ACTE DEUXIÈME - Scène III


(ARLEQUIN, COLOMBINE.)

ARLEQUIN
J'ai bien affaire, moi, d'être honnête à mes dépens !

COLOMBINE
Et que crains-tu ? Tu ne m'aimes point, tu ne veux point m'aimer.

ARLEQUIN
Non, je ne veux point t'aimer ; mais je n'ai que faire de prendre la peine de m'empêcher de le vouloir.

COLOMBINE
Tu m'aimerais donc, si tu ne t'en empêchais ?

ARLEQUIN
Laissez-moi en repos, mademoiselle Colombine. Promenez-vous d'un côté, et moi d'un autre ; sinon, je m'enfuirai, car je réponds tout de travers.

COLOMBINE
Puisqu'on ne peut avoir l'honneur de ta compagnie qu'à ce prix-là, je le veux bien ; promenons- nous. (À part, en se promenant, comme Arlequin fait de son côté.)
Tout en badinant, cependant, me voilà dans la fantaisie d'être aimée de ce petit corps-là.

ARLEQUIN(déconcerté, et se promenant de son côté.)
C'est une malédiction que cet amour ; il m'a tourmenté quand j'en avais, et il me fait encore du mal à cette heure que je n'en veux point. Il faut prendre patience et faire bonne mine. (Il chante.)

COLOMBINE(l'arrêtant.)
Mais vraiment, tu as la voix belle. Sais-tu la musique ?
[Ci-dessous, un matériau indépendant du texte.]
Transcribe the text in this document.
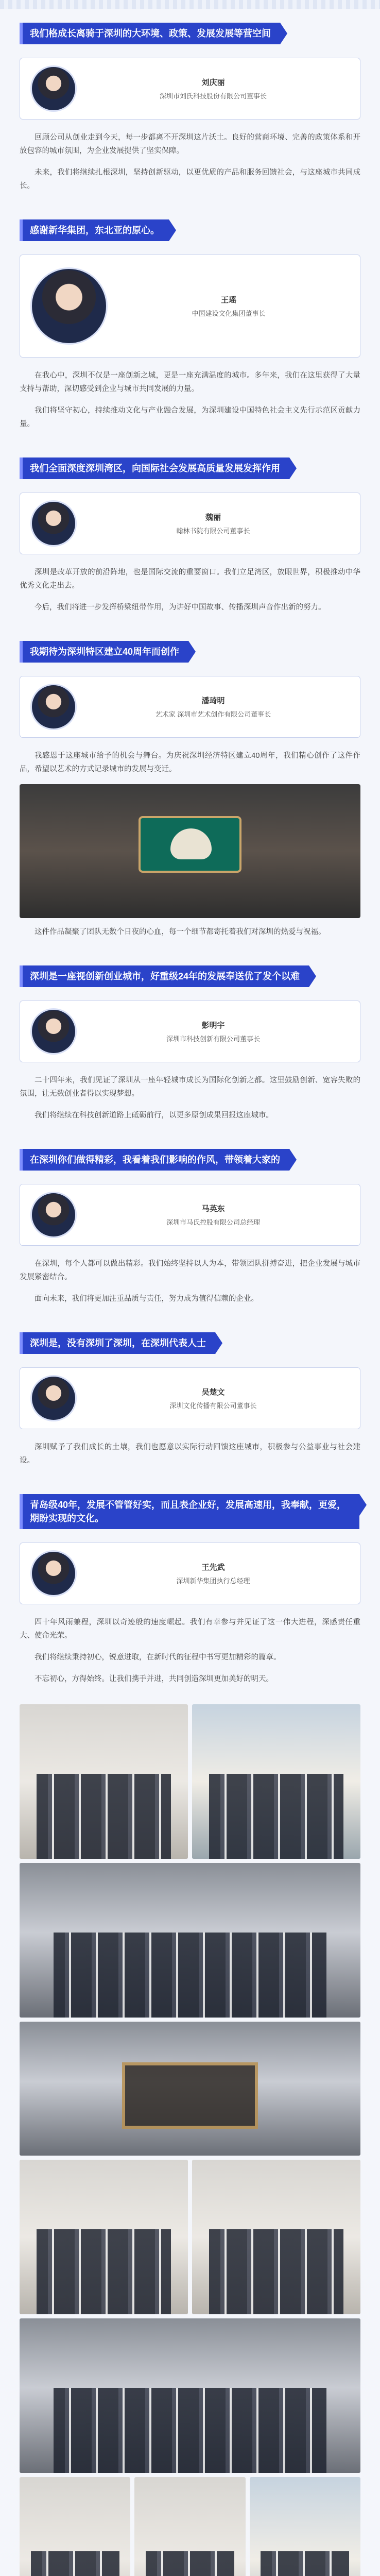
我们格成长离骑于深圳的大环境、政策、发展发展等营空间
刘庆丽
深圳市刘氏科技股份有限公司董事长

回顾公司从创业走到今天，每一步都离不开深圳这片沃土。良好的营商环境、完善的政策体系和开放包容的城市氛围，为企业发展提供了坚实保障。

未来，我们将继续扎根深圳，坚持创新驱动，以更优质的产品和服务回馈社会，与这座城市共同成长。

感谢新华集团，东北亚的原心。
王瑶
中国建设文化集团董事长

在我心中，深圳不仅是一座创新之城，更是一座充满温度的城市。多年来，我们在这里获得了大量支持与帮助，深切感受到企业与城市共同发展的力量。

我们将坚守初心，持续推动文化与产业融合发展，为深圳建设中国特色社会主义先行示范区贡献力量。

我们全面深度深圳湾区，向国际社会发展高质量发展发挥作用
魏丽
翰林书院有限公司董事长

深圳是改革开放的前沿阵地，也是国际交流的重要窗口。我们立足湾区，放眼世界，积极推动中华优秀文化走出去。

今后，我们将进一步发挥桥梁纽带作用，为讲好中国故事、传播深圳声音作出新的努力。

我期待为深圳特区建立40周年而创作
潘琦明
艺术家 深圳市艺术创作有限公司董事长

我感恩于这座城市给予的机会与舞台。为庆祝深圳经济特区建立40周年，我们精心创作了这件作品，希望以艺术的方式记录城市的发展与变迁。

这件作品凝聚了团队无数个日夜的心血，每一个细节都寄托着我们对深圳的热爱与祝福。

深圳是一座视创新创业城市，好重级24年的发展奉送优了发个以难
彭明宇
深圳市科技创新有限公司董事长

二十四年来，我们见证了深圳从一座年轻城市成长为国际化创新之都。这里鼓励创新、宽容失败的氛围，让无数创业者得以实现梦想。

我们将继续在科技创新道路上砥砺前行，以更多原创成果回报这座城市。

在深圳你们做得精彩，我看着我们影响的作风，带领着大家的
马英东
深圳市马氏控股有限公司总经理

在深圳，每个人都可以做出精彩。我们始终坚持以人为本，带领团队拼搏奋进，把企业发展与城市发展紧密结合。

面向未来，我们将更加注重品质与责任，努力成为值得信赖的企业。

深圳是，没有深圳了深圳，在深圳代表人士
吴楚文
深圳文化传播有限公司董事长

深圳赋予了我们成长的土壤，我们也愿意以实际行动回馈这座城市，积极参与公益事业与社会建设。

青岛级40年，发展不管管好实，而且表企业好，发展高速用，我奉献，更爱，期盼实现的文化。
王先武
深圳新华集团执行总经理

四十年风雨兼程，深圳以奇迹般的速度崛起。我们有幸参与并见证了这一伟大进程，深感责任重大、使命光荣。

我们将继续秉持初心，锐意进取，在新时代的征程中书写更加精彩的篇章。

不忘初心，方得始终。让我们携手并进，共同创造深圳更加美好的明天。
ARLEQUIN(s'arrêtant aussi.)
Oui, je commence à lire les paroles.
(Il chante de nouveau.)

COLOMBINE(continuant de se promener.)
Peste soit du petit coquin ! Sérieusement, je crois qu'il me pique.

ARLEQUIN
Elle me regarde ; elle voit bien que je fais semblant de ne pas songer à elle.

COLOMBINE
Arlequin ?

ARLEQUIN
Hum !

COLOMBINE
Je commence à me lasser de la promenade.

ARLEQUIN
Cela se peut bien.

COLOMBINE
Comment te va le cœur ?

ARLEQUIN
Ah ! je ne prends pas garde à cela.

COLOMBINE
Gageons que tu m'aimes ?

ARLEQUIN
Je ne gage jamais ; je suis trop malheureux, je perds toujours.

COLOMBINE
Oh ! tu m'ennuies ; je veux que tu me dises franchement que tu m'aimes.

ARLEQUIN
Encore un petit tour de promenade.

COLOMBINE
Non ; parle, ou je te hais.

ARLEQUIN
Et que t'ai-je fait pour me haïr ?

COLOMBINE
Savez-vous bien, monsieur le butor, que je vous trouve à mon gré, et qu'il faut que vous soupiriez pour moi ?

ARLEQUIN
Je te plais donc ?

COLOMBINE
Oui ; ta petite figure me revient assez.

ARLEQUIN
Je suis perdu, j'étouffe ; adieu m'amie ; sauve qui peut… Ah ! monsieur, vous voilà ?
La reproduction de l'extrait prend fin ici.